Oka K, Kataoka A, Yokota D, Motomura S, Kawano K
Department of Obstetrics and Gynecology, St. Mary Hospital, Kurume.
Nihon Sanka Fujinka Gakkai Zasshi. 1993 Jul;45(7):621-8.
During the period January 1, 1989 through December 31, 1991, one hundred thirty-six pregnant women with an effaced and widely dilated cervix or with bulging membranes were treated by emergent cervical cerclage. Suturing was carried out in 16 women before 20 weeks gestation, in 86 women between 20 and 28 weeks and in 34 women after 28 weeks. 16 patients in group A were those whose pregnancy was terminated with 3 days after operation and their tocolysis index was significantly higher than that of 69 patients in group D, whose pregnancy was prolonged move than two weeks. Clinical chorioamnionitis (WBC > 15,000/mm3 and CRP > 2mg/dl) was occurring in 43.7% of patients in group A, compared with 8.7% in group D at the time of operation. Vaginal delivery was accomplished in 38 patients at between 24 and 36 weeks gestation in our hospital, while 41 cesarean sections were performed. On the basis of these results, we conclude that the emergency cerclage operation may improve the outcome of pregnancy but we have to pay special attention to premature rupture of membranes and chorioamnionitis.

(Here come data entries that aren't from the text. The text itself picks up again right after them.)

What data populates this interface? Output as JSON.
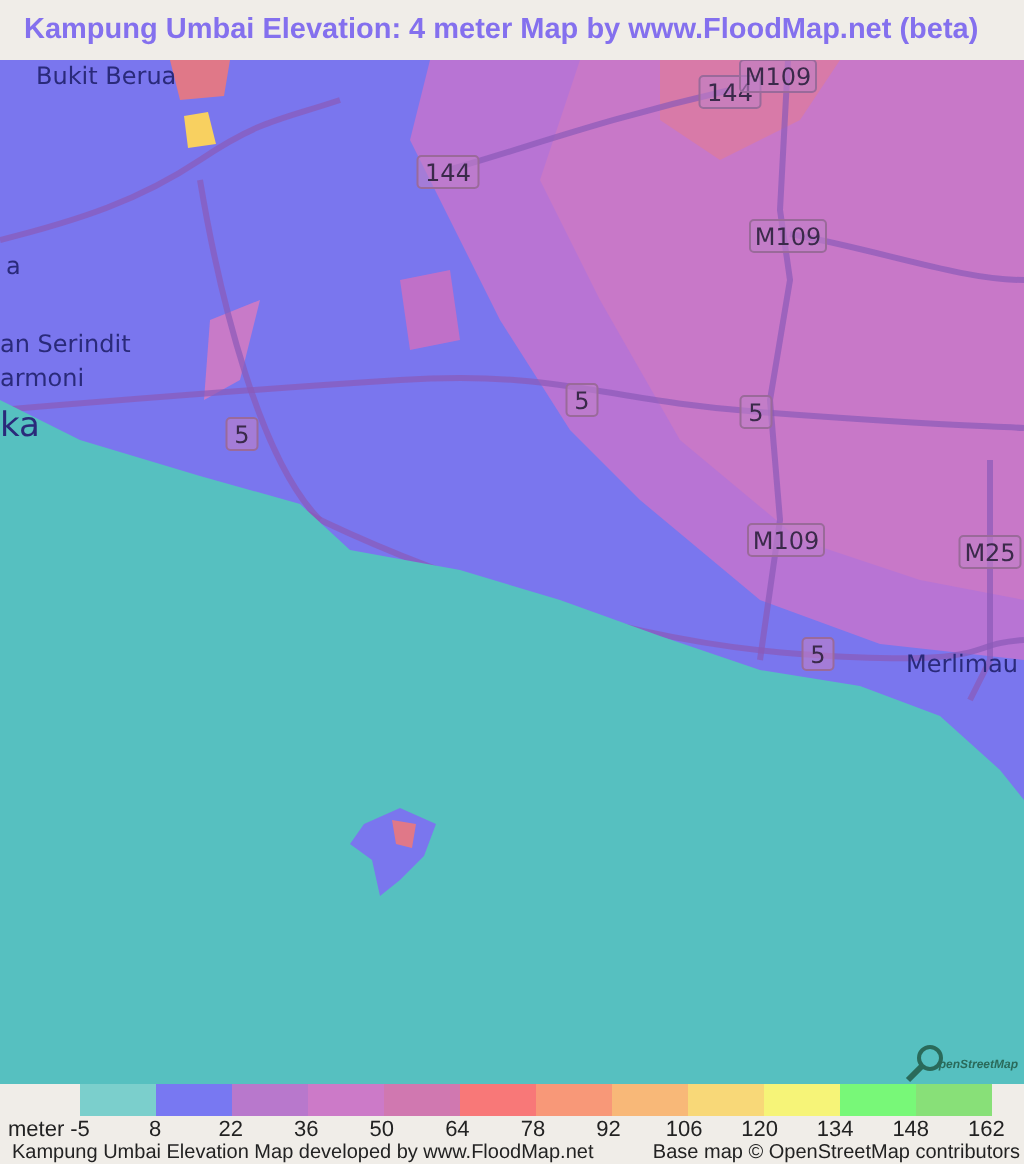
{
  "title": "Kampung Umbai Elevation: 4 meter Map by www.FloodMap.net (beta)",
  "map": {
    "labels": [
      {
        "kind": "place",
        "text": "Bukit Berua"
      },
      {
        "kind": "place",
        "text": "a"
      },
      {
        "kind": "place",
        "text": "an Serindit"
      },
      {
        "kind": "place",
        "text": "armoni"
      },
      {
        "kind": "place",
        "text": "ka"
      },
      {
        "kind": "shield",
        "text": "144"
      },
      {
        "kind": "shield",
        "text": "M109"
      },
      {
        "kind": "shield",
        "text": "144"
      },
      {
        "kind": "shield",
        "text": "M109"
      },
      {
        "kind": "shield",
        "text": "5"
      },
      {
        "kind": "shield",
        "text": "5"
      },
      {
        "kind": "shield",
        "text": "5"
      },
      {
        "kind": "shield",
        "text": "M109"
      },
      {
        "kind": "shield",
        "text": "M25"
      },
      {
        "kind": "shield",
        "text": "5"
      },
      {
        "kind": "place",
        "text": "Merlimau"
      }
    ],
    "attribution_logo": "penStreetMap"
  },
  "legend": {
    "unit": "meter",
    "swatches": [
      {
        "color": "#7bcfcc"
      },
      {
        "color": "#7878f2"
      },
      {
        "color": "#b878cc"
      },
      {
        "color": "#cc7ac8"
      },
      {
        "color": "#d078b0"
      },
      {
        "color": "#f87878"
      },
      {
        "color": "#f89878"
      },
      {
        "color": "#f8b878"
      },
      {
        "color": "#f8d878"
      },
      {
        "color": "#f6f478"
      },
      {
        "color": "#78f878"
      },
      {
        "color": "#88e078"
      }
    ],
    "ticks": [
      "-5",
      "8",
      "22",
      "36",
      "50",
      "64",
      "78",
      "92",
      "106",
      "120",
      "134",
      "148",
      "162"
    ]
  },
  "footer": {
    "left": "Kampung Umbai Elevation Map developed by www.FloodMap.net",
    "right": "Base map © OpenStreetMap contributors"
  }
}
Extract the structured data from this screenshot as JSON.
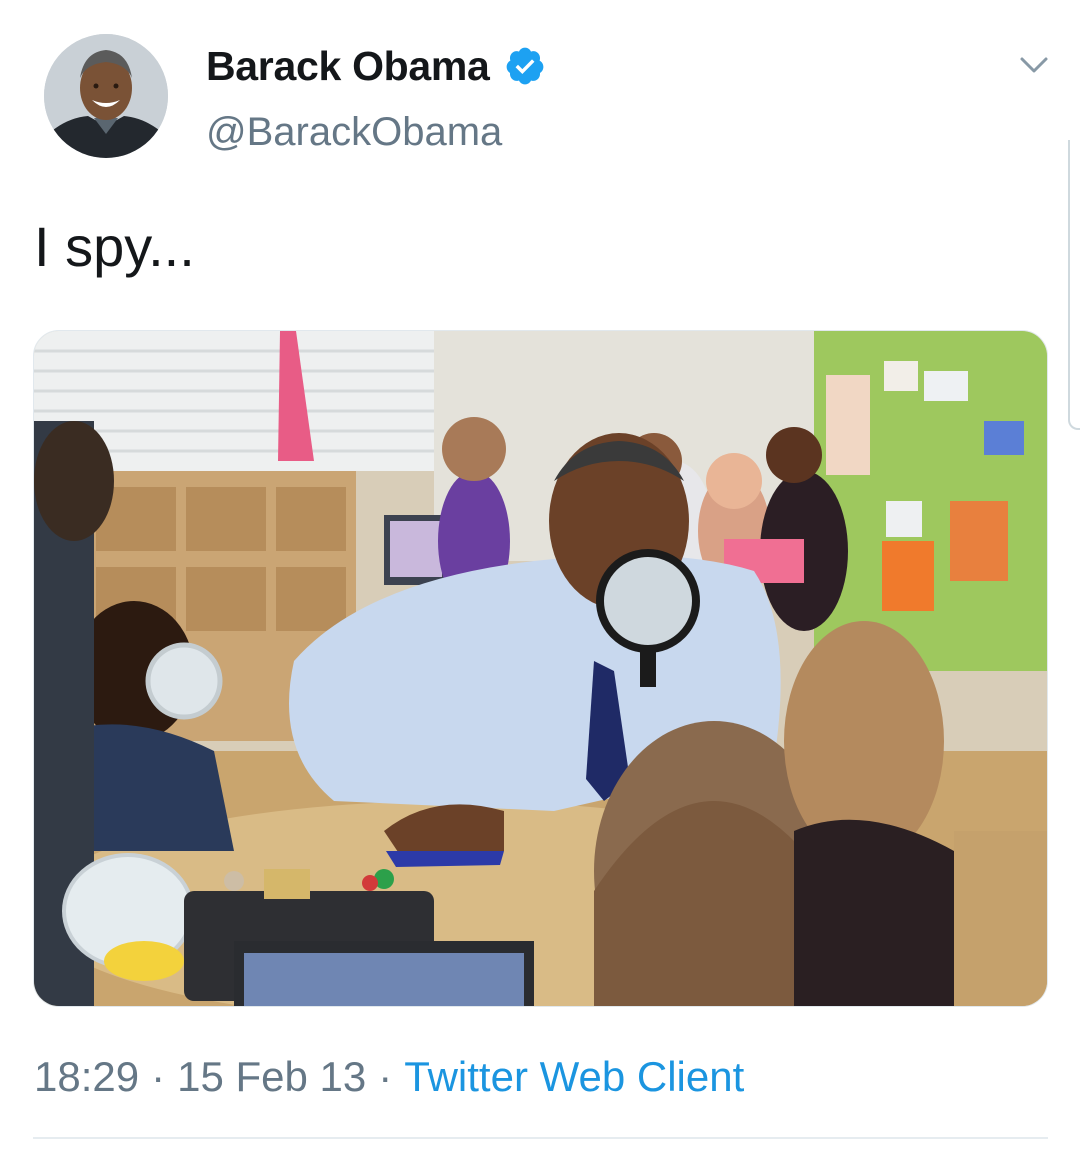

在1989年1月1日至1991年12月31日期间,对136名宫颈消失且扩张明显或胎膜膨出的孕妇进行了紧急宫颈环扎术治疗。在妊娠20周前对16名妇女进行了缝合,20至28周之间对86名妇女进行了缝合,28周后对34名妇女进行了缝合。A组的16名患者在术后3天终止妊娠,其宫缩抑制指数显著高于D组的69名患者,D组患者的妊娠延长超过两周。手术时,A组43.7%的患者发生临床绒毛膜羊膜炎(白细胞>15,000/mm³且C反应蛋白>2mg/dl),而D组为8.7%。我院38名患者在妊娠24至36周时成功进行了阴道分娩,同时进行了41次剖宫产。基于这些结果,我们得出结论,紧急环扎术可能会改善妊娠结局,但我们必须特别注意胎膜早破和绒毛膜羊膜炎。